Die Entfremdung rührt auch daher, dass die Ostdeutschen nur ein Jahr nach jenem Beitritt um Mitternacht die Erfahrung machen mussten, dass ihnen die neuen Herren einen Feiertag gestohlen hatten. Der 7. Oktober, traditionell der "Tag der Republik" war zwar schon im ersten Jahr der Einheit weggefallen. Doch weil er 1990 auf einen Sonntag fiel, bemerkte das niemand.
Nun aber, 1991, war die Empörung groß. Statt mit dem 3. Oktober einen freien Tag dazuzubekommen, fort, standen sich die verbliebenen Arbeiter und Angestellten in den neuen Ländern nun kein bisschen besser. Doch es hatte vor dem 7. Oktober passieren müssen, um zu verhindern, dass das andere, das hässliche Deutschland trotzig noch einmal Jubiläum feiert. Man durfte aber auch nicht bis zum 9. November warten, weil das Datum historisch mehrfach "vorbelastet" war, wie Kommentatoren und Historiker rechtzeitig herausgefunden hatten.

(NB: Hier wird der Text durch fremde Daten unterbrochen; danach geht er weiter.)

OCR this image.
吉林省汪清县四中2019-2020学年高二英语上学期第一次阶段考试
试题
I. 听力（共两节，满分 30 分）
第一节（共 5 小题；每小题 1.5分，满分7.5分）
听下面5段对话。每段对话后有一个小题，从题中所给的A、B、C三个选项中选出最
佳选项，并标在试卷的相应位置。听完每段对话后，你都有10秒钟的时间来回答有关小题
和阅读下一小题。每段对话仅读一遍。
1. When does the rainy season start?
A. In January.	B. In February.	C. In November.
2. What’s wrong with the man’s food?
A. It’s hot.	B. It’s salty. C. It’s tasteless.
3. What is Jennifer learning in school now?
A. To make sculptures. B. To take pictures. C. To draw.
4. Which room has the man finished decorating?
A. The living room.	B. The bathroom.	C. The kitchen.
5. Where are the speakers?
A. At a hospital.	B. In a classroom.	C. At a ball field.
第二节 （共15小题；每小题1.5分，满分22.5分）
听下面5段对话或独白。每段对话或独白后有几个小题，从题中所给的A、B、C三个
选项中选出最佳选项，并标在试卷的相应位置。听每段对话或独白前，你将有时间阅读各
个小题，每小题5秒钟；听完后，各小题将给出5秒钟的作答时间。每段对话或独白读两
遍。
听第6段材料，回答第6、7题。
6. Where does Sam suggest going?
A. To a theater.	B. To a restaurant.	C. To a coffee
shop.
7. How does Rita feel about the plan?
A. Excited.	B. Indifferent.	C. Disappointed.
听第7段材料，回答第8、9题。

Helmut Kohl, damals Kanzler und noch nicht exkommuniziert, brauchte keine Volksabstimmung, um den 3. auszusuchen. An einem 3. Oktober hatte Albrecht der Bär sich in einer Urkunde erstmals selbst als Markgraf von Brandenburg bezeichnet, nachdem es ihm gelungen war, mit einem Völkermord an den Slawen für klare Besitzverhältnisse in Mitteldeutschland zu sorgen.
Zarenkrönung in Moskau
An einem 3. Oktober wurde die Deutsche Katharina II. in Moskau zur Zarin gekrönt, die den rechtmäßigen Herrscher zuvor weggeputscht hatte. An einem 3. Oktober annektierte Preußen das im Deutschen Krieg besetzte Königreich Hannover. An einem 3. Oktober einigen sich Kaiser Franz Joseph I. und Zar Nikolaus II. im Jagdschloss Mürzsteg, für Ruhe auf dem Balkan zu sorgen. An einem 3. Oktober wird Prinz Max von Baden erster Reichskanzler. An einem 3. Oktober beginnt die erste Kinderlandverschickung.
Ja, sagt sich Helmut Kohl leise, wir nehmen den 3. Oktober.